Up until this epiphany, fighting my genuine feelings was a constant battle. If i was being honest with myself, it didn’t shield an ounce of my pain, anyway. Ending this battle was a partial relief, but on the other hand, it was just the opposite. This truth brought with it the realization that denying my pain was no longer a healthy option.
So, then, would it only get worse from here? The act of shielding my true thoughts and feelings will grow difficult, until the point where it’s almost impossible. The anxiety I felt for Bella’s safety when I was still with her grew to a pain no human has ever experienced after I left her, and now this pain will soon turn into despair, depression, and an all-consuming agony.
It’s not fair, but then again, when is life ever fair? The truth is simply this- a life’s meaning is artificial, temporary; life’s ultimate meaning is defined by the person living it.
And I know my life, if that’s even what you’d call this existence, has no meaning. In some sick, twisted way, God, wherever he is, is out to get me. How could I have chosen this life by free will?
Had my life followed my plan, I would be six feet under the ground and surrounded by dirt, where a plaque would read, ‘In loving memory.’ Maybe it would even say, ‘A life well lived,” if I was lucky.
Three words flew through my head at my last thought- Isabella Marie Swan.
Remembering her face, her selflessness, everything about her…it altered my whole thought process. Bella was the best thing about me; she defined everything I said or did. I know for a fact that Bella’s existence made me a better person than I ever could have been without her.

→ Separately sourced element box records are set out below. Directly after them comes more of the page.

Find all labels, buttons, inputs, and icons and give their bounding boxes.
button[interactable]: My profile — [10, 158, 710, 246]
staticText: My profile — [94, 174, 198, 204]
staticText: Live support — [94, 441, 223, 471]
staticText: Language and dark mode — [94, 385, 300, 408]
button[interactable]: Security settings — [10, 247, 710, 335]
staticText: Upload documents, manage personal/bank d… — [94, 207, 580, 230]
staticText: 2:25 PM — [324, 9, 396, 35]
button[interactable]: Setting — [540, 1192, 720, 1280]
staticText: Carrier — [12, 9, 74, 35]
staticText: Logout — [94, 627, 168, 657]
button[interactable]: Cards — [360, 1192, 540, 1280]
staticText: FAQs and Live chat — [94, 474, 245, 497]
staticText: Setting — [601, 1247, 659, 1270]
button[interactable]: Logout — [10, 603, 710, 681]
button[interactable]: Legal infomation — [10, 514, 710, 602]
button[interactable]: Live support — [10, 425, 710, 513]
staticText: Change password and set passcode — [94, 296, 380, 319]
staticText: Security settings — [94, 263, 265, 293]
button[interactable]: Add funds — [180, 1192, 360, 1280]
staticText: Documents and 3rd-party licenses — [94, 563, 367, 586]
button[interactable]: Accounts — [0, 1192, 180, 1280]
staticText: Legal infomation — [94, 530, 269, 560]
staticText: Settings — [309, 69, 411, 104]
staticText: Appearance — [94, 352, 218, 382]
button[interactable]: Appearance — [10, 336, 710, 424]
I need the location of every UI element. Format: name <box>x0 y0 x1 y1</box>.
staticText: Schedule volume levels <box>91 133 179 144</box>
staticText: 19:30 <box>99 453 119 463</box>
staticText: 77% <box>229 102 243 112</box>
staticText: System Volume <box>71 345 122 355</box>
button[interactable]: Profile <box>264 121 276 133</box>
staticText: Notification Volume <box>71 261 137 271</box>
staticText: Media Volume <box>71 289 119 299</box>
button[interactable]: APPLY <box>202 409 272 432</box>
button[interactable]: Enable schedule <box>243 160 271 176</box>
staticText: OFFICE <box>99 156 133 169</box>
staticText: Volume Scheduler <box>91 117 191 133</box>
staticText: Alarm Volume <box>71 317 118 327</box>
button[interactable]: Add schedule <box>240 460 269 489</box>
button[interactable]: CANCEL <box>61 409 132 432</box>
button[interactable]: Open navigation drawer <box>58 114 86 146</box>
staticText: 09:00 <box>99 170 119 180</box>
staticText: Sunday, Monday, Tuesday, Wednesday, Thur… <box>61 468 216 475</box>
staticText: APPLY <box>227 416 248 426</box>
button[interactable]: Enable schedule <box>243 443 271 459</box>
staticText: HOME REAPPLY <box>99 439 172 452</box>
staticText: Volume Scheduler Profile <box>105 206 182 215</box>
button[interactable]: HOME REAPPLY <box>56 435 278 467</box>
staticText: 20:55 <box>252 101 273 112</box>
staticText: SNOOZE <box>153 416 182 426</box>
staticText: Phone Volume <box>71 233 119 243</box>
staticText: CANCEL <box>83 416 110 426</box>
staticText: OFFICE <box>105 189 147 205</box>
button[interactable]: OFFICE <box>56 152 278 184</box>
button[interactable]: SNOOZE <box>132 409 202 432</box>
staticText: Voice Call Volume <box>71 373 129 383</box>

Those three words changed my previous thoughts. As lonely and painful as my life now is, I can appreciate it. Not for who I am, not for my own accomplishments, but for what I am through Bella. She gives me an identity, even though we are separated. Six months with her outshines six million years without her.
So, I can move forward. I don’t have to life happily, or even live life content, because those six months I spent with her…they’re worth whatever I have faced and whatever I will face.